Can a Roth set-up with a self-directed custodian get a real estate finder’s fee?

The context and question: A newly created Roth, set-up with a self-directed custodian for real estate and other alternative investments, enters into a purchase agreement for a residential property with an unrelated party, with a market rate price for the home purchase. The Roth account is named as the purchasing party, and the earnest money is paid from the Roth account. The close date is some months in the future.

If, prior to the close date, another completely unrelated party expresses interest in purchasing the property, and offers the Roth account a finder’s fee in return for assigning this unrelated party the purchase agreement, can the Roth accept that transaction? Without triggering UBIT or other pitfalls?

This would be a one-off or very infrequent transaction for the Roth account, which would mainly be making arms length investments in real estate and other alternative investments.

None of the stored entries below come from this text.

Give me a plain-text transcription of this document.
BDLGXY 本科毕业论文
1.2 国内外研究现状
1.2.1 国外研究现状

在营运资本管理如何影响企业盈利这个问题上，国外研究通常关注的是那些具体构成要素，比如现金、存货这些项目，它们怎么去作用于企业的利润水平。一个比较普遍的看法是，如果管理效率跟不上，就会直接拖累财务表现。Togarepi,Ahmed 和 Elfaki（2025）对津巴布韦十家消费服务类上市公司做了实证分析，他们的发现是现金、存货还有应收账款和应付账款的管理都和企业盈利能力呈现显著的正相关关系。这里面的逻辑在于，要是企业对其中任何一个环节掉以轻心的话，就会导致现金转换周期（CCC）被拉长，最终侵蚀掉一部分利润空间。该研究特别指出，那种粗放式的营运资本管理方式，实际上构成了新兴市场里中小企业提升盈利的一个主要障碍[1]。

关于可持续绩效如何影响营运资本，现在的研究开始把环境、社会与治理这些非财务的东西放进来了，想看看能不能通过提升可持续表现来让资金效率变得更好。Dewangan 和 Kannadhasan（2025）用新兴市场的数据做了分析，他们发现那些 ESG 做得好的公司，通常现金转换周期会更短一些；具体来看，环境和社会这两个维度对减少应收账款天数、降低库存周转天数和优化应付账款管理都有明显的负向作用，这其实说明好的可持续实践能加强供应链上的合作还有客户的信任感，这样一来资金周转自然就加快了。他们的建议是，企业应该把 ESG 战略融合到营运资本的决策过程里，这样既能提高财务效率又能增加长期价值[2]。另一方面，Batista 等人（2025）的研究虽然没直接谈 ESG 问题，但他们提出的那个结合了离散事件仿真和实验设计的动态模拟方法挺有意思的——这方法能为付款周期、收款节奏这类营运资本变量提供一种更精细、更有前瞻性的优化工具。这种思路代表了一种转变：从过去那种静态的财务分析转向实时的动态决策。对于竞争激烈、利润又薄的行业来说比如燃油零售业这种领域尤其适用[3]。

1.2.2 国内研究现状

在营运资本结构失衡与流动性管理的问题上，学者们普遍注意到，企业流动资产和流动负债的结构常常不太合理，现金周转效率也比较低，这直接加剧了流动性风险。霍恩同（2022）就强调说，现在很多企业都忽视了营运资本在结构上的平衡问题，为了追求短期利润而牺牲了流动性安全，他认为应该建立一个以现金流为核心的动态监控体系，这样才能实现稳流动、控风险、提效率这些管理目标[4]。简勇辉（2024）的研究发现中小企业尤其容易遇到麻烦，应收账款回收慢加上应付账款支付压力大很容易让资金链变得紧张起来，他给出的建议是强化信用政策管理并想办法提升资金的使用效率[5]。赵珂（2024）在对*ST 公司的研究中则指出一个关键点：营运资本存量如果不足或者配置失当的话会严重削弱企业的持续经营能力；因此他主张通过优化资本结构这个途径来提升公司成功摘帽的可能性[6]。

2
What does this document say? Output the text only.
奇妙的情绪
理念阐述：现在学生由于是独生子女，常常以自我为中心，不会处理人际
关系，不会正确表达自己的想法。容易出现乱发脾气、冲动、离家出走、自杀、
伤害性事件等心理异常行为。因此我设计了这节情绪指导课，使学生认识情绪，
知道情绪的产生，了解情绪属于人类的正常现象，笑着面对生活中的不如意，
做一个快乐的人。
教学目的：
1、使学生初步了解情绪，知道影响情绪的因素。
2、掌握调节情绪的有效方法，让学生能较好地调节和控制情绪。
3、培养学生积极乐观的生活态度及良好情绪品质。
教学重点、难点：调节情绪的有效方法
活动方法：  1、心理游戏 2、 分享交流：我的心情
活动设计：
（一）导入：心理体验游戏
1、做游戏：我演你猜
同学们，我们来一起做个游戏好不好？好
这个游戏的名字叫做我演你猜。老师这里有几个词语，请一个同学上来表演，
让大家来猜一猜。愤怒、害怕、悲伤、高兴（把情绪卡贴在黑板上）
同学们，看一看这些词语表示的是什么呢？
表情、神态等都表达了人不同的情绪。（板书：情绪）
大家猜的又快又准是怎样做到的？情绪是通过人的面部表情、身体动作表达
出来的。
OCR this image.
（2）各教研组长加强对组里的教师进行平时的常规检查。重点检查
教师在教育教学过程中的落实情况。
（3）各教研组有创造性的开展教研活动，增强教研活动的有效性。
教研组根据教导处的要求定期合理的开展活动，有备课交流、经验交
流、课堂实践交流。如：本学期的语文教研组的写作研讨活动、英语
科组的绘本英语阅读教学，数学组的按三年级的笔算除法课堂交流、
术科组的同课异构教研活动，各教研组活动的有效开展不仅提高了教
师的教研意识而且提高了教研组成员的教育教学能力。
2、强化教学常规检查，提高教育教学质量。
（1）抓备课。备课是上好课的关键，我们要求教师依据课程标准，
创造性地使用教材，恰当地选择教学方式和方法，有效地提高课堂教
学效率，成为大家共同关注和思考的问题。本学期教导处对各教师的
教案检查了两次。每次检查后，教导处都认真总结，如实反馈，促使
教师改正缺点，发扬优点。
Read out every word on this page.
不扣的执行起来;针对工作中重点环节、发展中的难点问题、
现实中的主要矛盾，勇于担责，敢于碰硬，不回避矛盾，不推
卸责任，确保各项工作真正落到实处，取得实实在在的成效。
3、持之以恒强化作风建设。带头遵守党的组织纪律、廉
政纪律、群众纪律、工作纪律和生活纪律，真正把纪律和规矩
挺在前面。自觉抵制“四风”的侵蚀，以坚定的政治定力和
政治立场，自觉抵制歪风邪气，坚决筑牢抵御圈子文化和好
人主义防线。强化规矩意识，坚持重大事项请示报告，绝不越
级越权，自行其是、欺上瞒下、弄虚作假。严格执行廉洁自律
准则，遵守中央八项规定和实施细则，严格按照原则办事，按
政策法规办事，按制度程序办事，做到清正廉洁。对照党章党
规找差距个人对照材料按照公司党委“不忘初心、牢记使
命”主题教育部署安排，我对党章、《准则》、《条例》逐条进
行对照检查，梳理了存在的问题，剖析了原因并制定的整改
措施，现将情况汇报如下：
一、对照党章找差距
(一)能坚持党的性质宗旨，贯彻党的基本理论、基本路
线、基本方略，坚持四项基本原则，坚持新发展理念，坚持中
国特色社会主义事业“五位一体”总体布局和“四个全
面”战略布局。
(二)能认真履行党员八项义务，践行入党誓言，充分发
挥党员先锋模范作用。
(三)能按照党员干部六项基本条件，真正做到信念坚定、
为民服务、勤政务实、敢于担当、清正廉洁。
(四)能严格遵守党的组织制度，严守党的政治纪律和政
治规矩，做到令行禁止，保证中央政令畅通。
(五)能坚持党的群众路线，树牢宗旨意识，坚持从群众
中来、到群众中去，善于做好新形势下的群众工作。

The 5 year & 59.5 requirements would be observed prior to any withdrawals of finder’s fee proceeds or any resulting investment returns.

Many thanks for any guidance.



I suggest that this question be posed to the SD IRA custodian, who likely deals with real estate related prohibited transaction rules 24/7. You might also seek clarity on how the earnest money should be handled. I expect that payment of the earnest deposit is not treated as a Roth IRA distribution, and neither would the recovery of that deposit or the receipt of this finder’s fee be treated as a Roth contribution. But I defer to the experts on these questions.